Otros arriban a aquel principio mediante una visión utilitaria, por la cual la libertad es la mejor forma de hacer máximo el bienestar de la sociedad como un todo (como Adam Smith o David Hume). Recordemos la relación que hace Smith entre la libertad individual y el bienestar de la sociedad, en su ejemplo de la mano invisible. Pero esa relación no es perfecta y es muy compleja. Descansar en principios de altruismo para organizar la sociedad no nos llevaría lejos, en tanto que el principio del interés propio, en un marco de costumbres, tradiciones y de formas esperadas de comportamiento y algún grado de coerción, permiten que dichas relaciones se hagan en armonía y sin daño a terceros, a la vez que, en el campo económico, logra los mejores resultados.
La palabra libertad “significó en todo momento la posibilidad de que una persona actuase según sus propias decisiones y planes, en contraste con la posición del que hallábase irrevocablemente sujeto a la voluntad de otro, quien, de modo arbitrario, podía coaccionarle para que actuase o no en forma específica. La expresión que el tiempo ha consagrado para describir esta libertad es, por tanto, ‘independencia frente a la voluntad arbitraria de un tercero.’” [F.A. Hayek, Los Fundamentos de la Libertad, Madrid: Unión Editorial, 1975, p. 27.]

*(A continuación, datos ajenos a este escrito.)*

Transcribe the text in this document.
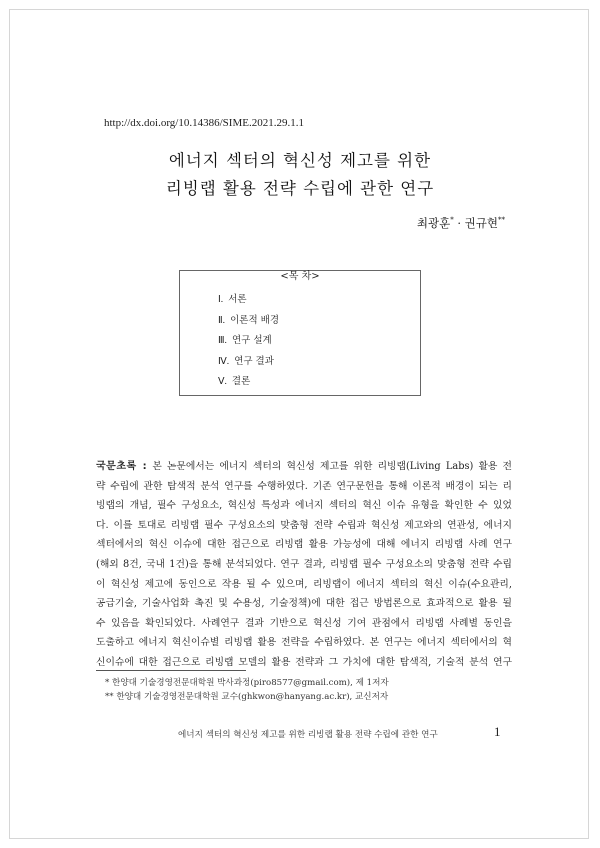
http://dx.doi.org/10.14386/SIME.2021.29.1.1
에너지 섹터의 혁신성 제고를 위한
리빙랩 활용 전략 수립에 관한 연구
최광훈* · 권규현**
<목 차>
Ⅰ. 서론
Ⅱ. 이론적 배경
Ⅲ. 연구 설계
Ⅳ. 연구 결과
Ⅴ. 결론
국문초록 : 본 논문에서는 에너지 섹터의 혁신성 제고를 위한 리빙랩(Living Labs) 활용 전
략 수립에 관한 탐색적 분석 연구를 수행하였다. 기존 연구문헌을 통해 이론적 배경이 되는 리
빙랩의 개념, 필수 구성요소, 혁신성 특성과 에너지 섹터의 혁신 이슈 유형을 확인한 수 있었
다. 이를 토대로 리빙랩 필수 구성요소의 맞춤형 전략 수립과 혁신성 제고와의 연관성, 에너지
섹터에서의 혁신 이슈에 대한 접근으로 리빙랩 활용 가능성에 대해 에너지 리빙랩 사례 연구
(해외 8건, 국내 1건)을 통해 분석되었다. 연구 결과, 리빙랩 필수 구성요소의 맞춤형 전략 수립
이 혁신성 제고에 동인으로 작용 될 수 있으며, 리빙랩이 에너지 섹터의 혁신 이슈(수요관리,
공급기술, 기술사업화 촉진 및 수용성, 기술정책)에 대한 접근 방법론으로 효과적으로 활용 될
수 있음을 확인되었다. 사례연구 결과 기반으로 혁신성 기여 관점에서 리빙랩 사례별 동인을
도출하고 에너지 혁신이슈별 리빙랩 활용 전략을 수립하였다. 본 연구는 에너지 섹터에서의 혁
신이슈에 대한 접근으로 리빙랩 모델의 활용 전략과 그 가치에 대한 탐색적, 기술적 분석 연구
* 한양대 기술경영전문대학원 박사과정(piro8577@gmail.com), 제 1저자
** 한양대 기술경영전문대학원 교수(ghkwon@hanyang.ac.kr), 교신저자
에너지 섹터의 혁신성 제고를 위한 리빙랩 활용 전략 수립에 관한 연구	1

A quienes creemos en la libertad, independientemente de la fuente de su creencia, se nos puede llamar liberales clásicos.

El segundo punto en el cual, según Butler, están de acuerdo los liberales clásicos es en la primacía del individuo. Un aspecto importante de destacar es que los liberales consideramos que el individuo es más importante que la sociedad. Son las personas quienes actúan y toman decisiones, no los entes colectivos, que no tienen mente propia (individualismo metodológico). Cuando se escucha que se debe sacrificar al individuo por el colectivo, en realidad no es otra cosa más que el sacrificio de un conjunto de personas que tienen convicciones propias, usualmente en desacuerdo con otras, para beneficio de alguno de estos otros grupos y no de toda la colectividad. Experiencia clara es el caso de “líderes” quienes, al imponer sus preferencias (o las de su grupo), han causado tanta amargura a la humanidad. También debe indicarse no hay posibilidad de que un individuo reúna todo el conocimiento existente en una sociedad, conocimiento que incluso fluye constante. Ante tal complejidad, hay una mayor posibilidad de que un individuo conozca mejor cuáles son las mejores decisiones para él, que como lo sabría quien preside o lidera al colectivo. Por eso, mejor dejar que sean los individuos quienes tomen sus decisiones.
Según Ludwig von Mises, “...conviene advertir que la acción es obra siempre de seres individuales. Los entes colectivos operan, ineludiblemente, por mediación de uno o varios individuos, cuyas actuaciones atribúyense a la colectividad de modo mediato... Es el verdugo, no el estado, quien materialmente ejecuta al criminal. Sólo el significado atribuido al acto transforma la actuación del verdugo en acción estatal.” (La Acción Humana, Madrid: Unión Editorial S.A., 1986, p. 70).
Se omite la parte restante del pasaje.